Adding Distributed Model Parallelism to PyTorch

That would be a handy tool.

I’m sure you’ve seen, e.g.:

Then to do it in a distributed setting, I guess you would “supply” the model on node t with the output of node t-1 (where t=1 gets the “actual” inputs). I put supply in quotes because you would need to do something like torch.distributed.receive(tensor=<whatever>, dst=node_idx-1). Then chunk up your forward to only run the parts of the model you’ve designated for node t. For the “return,” do something like a torch.distributed.send(...). The idea in my head requires you have have parts of your forward cordoned off with if section_num % num_nodes == node_idx.

I imagine this has already occurred to you. I illustrate it to make the point that I have no idea how you could do the necessary load balancing at that level automatically.

Maybe you could define functions forward_<i>, and have some superclass/wrapper inheriting from nn.Module stitch them together for forward and backward. However, I do not know how pointwise ops (as opposed to collective) work with autograd.

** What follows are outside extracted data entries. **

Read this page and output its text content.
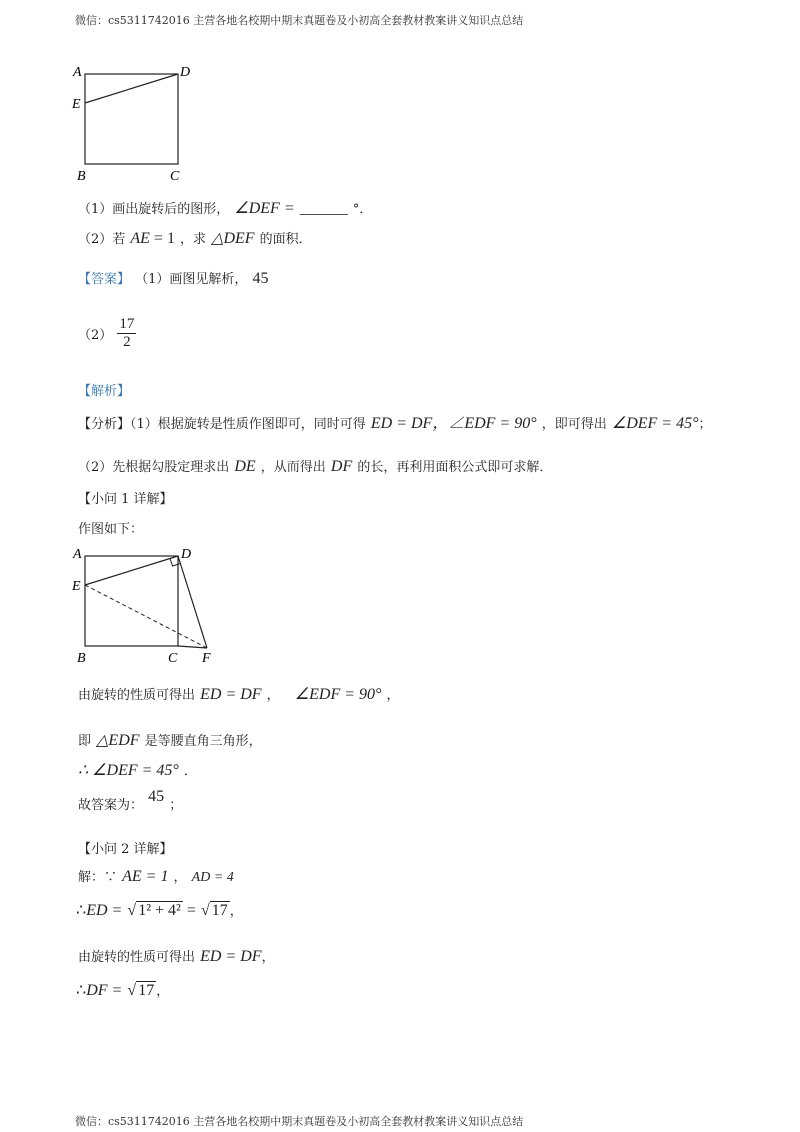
微信：cs5311742016 主营各地名校期中期末真题卷及小初高全套教材教案讲义知识点总结
A	D
E
B	C
（1）画出旋转后的图形， ∠DEF = ______ °．
（2）若 AE = 1 ，求 △DEF 的面积．
【答案】 （1）画图见解析， 45
$(2) \frac{17}{2}$
【解析】
【分析】（1）根据旋转是性质作图即可，同时可得 ED = DF，∠EDF = 90° ，即可得出 ∠DEF = 45°；
（2）先根据勾股定理求出 DE ，从而得出 DF 的长，再利用面积公式即可求解．
【小问 1 详解】
作图如下：
A	D
E
B	C F
由旋转的性质可得出 ED = DF ， ∠EDF = 90° ，
即 △EDF 是等腰直角三角形，
∴ ∠DEF = 45° ．
故答案为： 45 ；
【小问 2 详解】
解：∵ AE = 1 ， AD = 4
∴ED = √ 1² + 4² = √ 17 ，
由旋转的性质可得出 ED = DF，
∴DF = √ 17 ，
微信：cs5311742016 主营各地名校期中期末真题卷及小初高全套教材教案讲义知识点总结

But that’s only part of the problem. Usually when you need model parallel, the actual limitation is size of the model, not the forward pass. You need to do the same sort of thing with the __init__ function. Maybe the way the user chunks the __init__ could be used to infer the forward_<i>'s from the forward function.

Even after all that, the problem in my head is saving the state dict when some of the weights are on some machine and others on others. Sure, you can broadcast the weights if a save is requested, but wouldn’t you need to have them all at one location to pickle them? At that point, you’ve lost your space savings…

I’m interested in hearing what you have in mind. Maybe I’m overthinking this.